Sloan returned to the PGA TOUR this year after having to return to the Korn Ferry Tour following what was a disappointing rookie season on the PGA TOUR in 2015. He made only seven of 20 cuts that year and with the benefit of hindsight acknowledges he was overwhelmed by his surroundings as a rookie in 2015.
“There are so many different storylines -- all the money you are playing for, world rankings -- that can tempt your ego to run wild and distract you from what the actual job at hand is,” Sloan says. “And that’s just to hit a golf ball into the fairway and then go hit it onto the green and try to make a putt. And all the storylines put so much emphasis and unneeded pressure on every shot and I crumbled under that pressure my first year out here.
“There were a lot of things that just overwhelmed me and as a result restricted my access to my skills. So this year it has been nice to see the work that Paul and I put in, as well as Jeff, bear fruit.
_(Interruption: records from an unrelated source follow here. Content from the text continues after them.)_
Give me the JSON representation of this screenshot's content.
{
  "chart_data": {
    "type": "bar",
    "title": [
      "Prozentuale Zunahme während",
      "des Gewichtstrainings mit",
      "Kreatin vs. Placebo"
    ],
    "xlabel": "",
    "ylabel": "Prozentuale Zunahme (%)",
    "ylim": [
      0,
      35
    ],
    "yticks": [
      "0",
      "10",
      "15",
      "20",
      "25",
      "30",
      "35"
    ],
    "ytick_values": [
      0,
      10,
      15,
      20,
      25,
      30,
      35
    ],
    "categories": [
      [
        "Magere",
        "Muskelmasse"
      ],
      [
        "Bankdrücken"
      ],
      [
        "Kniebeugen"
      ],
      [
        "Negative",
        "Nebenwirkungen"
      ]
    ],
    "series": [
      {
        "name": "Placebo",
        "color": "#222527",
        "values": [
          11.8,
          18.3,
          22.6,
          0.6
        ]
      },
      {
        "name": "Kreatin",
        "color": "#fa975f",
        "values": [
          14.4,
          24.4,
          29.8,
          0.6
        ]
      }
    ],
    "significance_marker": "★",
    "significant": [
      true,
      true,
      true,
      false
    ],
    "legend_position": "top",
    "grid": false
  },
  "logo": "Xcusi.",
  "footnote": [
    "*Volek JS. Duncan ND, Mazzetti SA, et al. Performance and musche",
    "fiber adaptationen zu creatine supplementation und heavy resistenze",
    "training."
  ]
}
We are able to access my skills and I know I do have the necessary skills to be able to contend on the PGA TOUR. It has been a fun year.”
image courtesy Hawaii Tourism
Roger Sloan Paired With Mid-Pacific junior Davis Lee To Win The Hawaii Tourism Authority Pro-Junior Challenge at Waialae Country Club In January. The Event Paired Five PGA Professionals With Five Top Junior Players. The 3-hole Tournament Helped Raise $10,000 For The Hawaii State Junior Golf Association
It has been a year he has shared with his wife Casey and their nearly two-year-old daughter Leighton. The three of them travel together on tour and soon they will be a foursome. Sloan and his wife are expecting their second child in early December.
Sloan says becoming a parent has benefitted his game. Although Sloan thinks he has always had his priorities straight, the arrival of Leighton just solidified them. “It puts things in perspective, that what you do for a living isn’t the most important thing -- not that I ever put golf as my No. 1,” Sloan says.
“But again, it just reassures you that there are more important things to life than what you do for a living. For me it is faith, my family and then it’s my job. That’s how I look at things and with the addition of children it definitely puts an emphasis towards the family.
“More than anything it really helps keep you level with your emotional responses, whether you have had a really good round or a really bad round it is so cool to see a child because it doesn’t matter what dad shot. It doesn’t matter that dad winged one out of bounds on the last hole, it doesn’t matter that he just shot 61. You are still my dad and I love you and give me ice cream.”
Sloan is excited about participating in the PGA TOUR playoffs for the first time. “Maybe that Canadian hockey player in me will kind of get going in the playoffs and really do some damage,” he says. Whenever his playoff run ends, Sloan hopes to slip in a trip back home to visit his family in Merritt. He may even sneak in a round at Merritt Golf & Country Club, where he holds the course record.
“I haven’t teed it up at Merritt since 2012, when I shot my course record 58,” he says with a laugh. “It is one those things because you know you are never going to get close to what you just did. I haven’t spent a lot of time in the summer in Merritt recently. Hopefully, maybe we can get a round in this year. That would be a treat.”
Yes, as the Beatles might say, that would really be Something.